Сороку же, дурака, Зинаиде было жалко. Чего ж он за собой хвосты не подмел? Столько времени прошло, а след тянется. Два раза, как сказала бы Варвара, «подноготная Сороки вылезала». В эвакуации на улице какой-то дядька кинулся: «Юхим, ты чи не ты?» — «Я извиняюсь, вы ошиблись», — ответил Сорока, а сам пошел желтым цветом, а потом и потью. Наорал на нее как бешеный, а потом Зинаида своими глазами видела, как Сорока с дядькой на дровах сидели и Сорока говорил и руками махал.
И еще был случай. Уже после войны. Они первый раз в жизни поехали в санаторий «Уголь». Зинаида с ума спала от счастья, что ходит по берегу Черного моря под ручку туда-сюда, туда-сюда, а баночки для анализов ждут ее под дверью.

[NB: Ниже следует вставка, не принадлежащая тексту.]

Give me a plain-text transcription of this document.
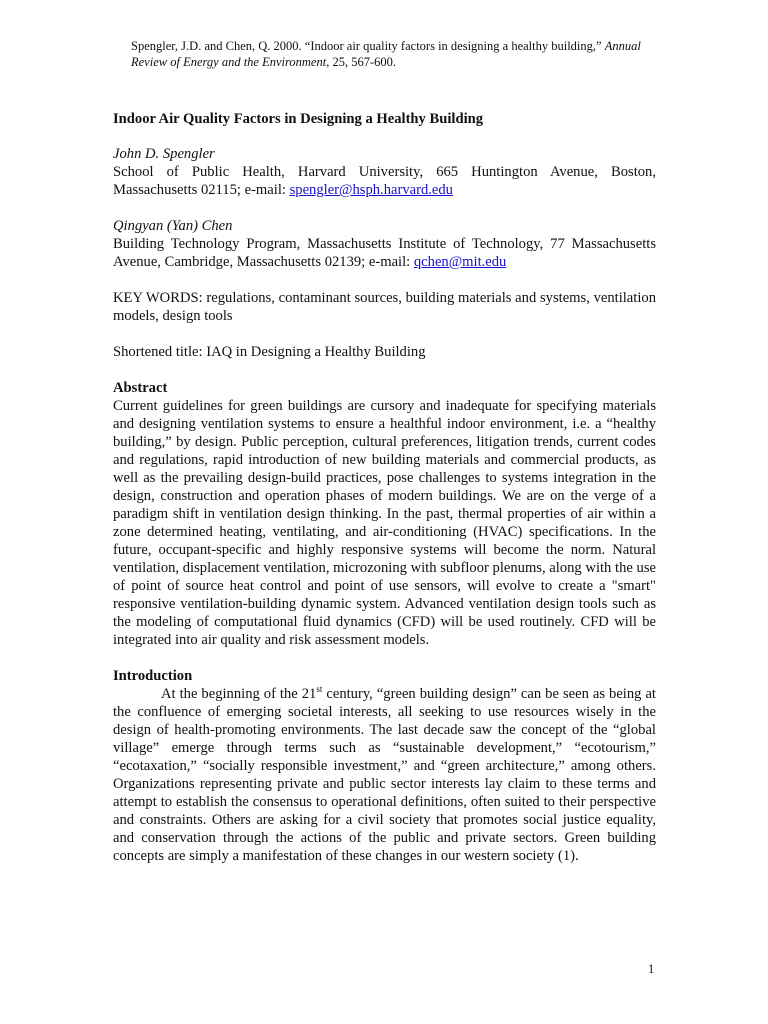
Spengler, J.D. and Chen, Q. 2000. “Indoor air quality factors in designing a healthy building,” Annual Review of Energy and the Environment, 25, 567-600.
Indoor Air Quality Factors in Designing a Healthy Building
John D. Spengler
School of Public Health, Harvard University, 665 Huntington Avenue, Boston, Massachusetts 02115; e-mail: spengler@hsph.harvard.edu
Qingyan (Yan) Chen
Building Technology Program, Massachusetts Institute of Technology, 77 Massachusetts Avenue, Cambridge, Massachusetts 02139; e-mail: qchen@mit.edu
KEY WORDS: regulations, contaminant sources, building materials and systems, ventilation models, design tools
Shortened title: IAQ in Designing a Healthy Building
Abstract
Current guidelines for green buildings are cursory and inadequate for specifying materials and designing ventilation systems to ensure a healthful indoor environment, i.e. a “healthy building,” by design. Public perception, cultural preferences, litigation trends, current codes and regulations, rapid introduction of new building materials and commercial products, as well as the prevailing design-build practices, pose challenges to systems integration in the design, construction and operation phases of modern buildings. We are on the verge of a paradigm shift in ventilation design thinking. In the past, thermal properties of air within a zone determined heating, ventilating, and air-conditioning (HVAC) specifications. In the future, occupant-specific and highly responsive systems will become the norm. Natural ventilation, displacement ventilation, microzoning with subfloor plenums, along with the use of point of source heat control and point of use sensors, will evolve to create a "smart" responsive ventilation-building dynamic system. Advanced ventilation design tools such as the modeling of computational fluid dynamics (CFD) will be used routinely. CFD will be integrated into air quality and risk assessment models.
Introduction
At the beginning of the 21st century, “green building design” can be seen as being at the confluence of emerging societal interests, all seeking to use resources wisely in the design of health-promoting environments. The last decade saw the concept of the “global village” emerge through terms such as “sustainable development,” “ecotourism,” “ecotaxation,” “socially responsible investment,” and “green architecture,” among others. Organizations representing private and public sector interests lay claim to these terms and attempt to establish the consensus to operational definitions, often suited to their perspective and constraints. Others are asking for a civil society that promotes social justice equality, and conservation through the actions of the public and private sectors. Green building concepts are simply a manifestation of these changes in our western society (1).
1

Идешь по коридору, а моча от солнца аж медом горит. Тоже какой-то тип стал ковыряться в Сороке, мол, откуда вы есть и будете, личность мне ваша знакомая. Но тут Сорока как отрезал. Ходил, правда, надутый, но желтого цвета и поти у него уже не было.
Нет, Зинаида в пупок мужу не лезла. Не надо было ей знать его поднаготную. Плохо, что ее знала Варвара. Хорошо бы та умерла легкой смертью, чтоб раз — и нету. Конечно, можно было взять за грудки Сороку, тот бы распорядился и Варварой, и всей ее семьей, но что было бы потом? Зинаиде хорошо было и так, лучше ей и не надо было. А если и надо, то пусть оно вырастет из того, что есть… Черт его знает, каким макаром обернется другое…
Зинаида крепко держалась за то, что имела.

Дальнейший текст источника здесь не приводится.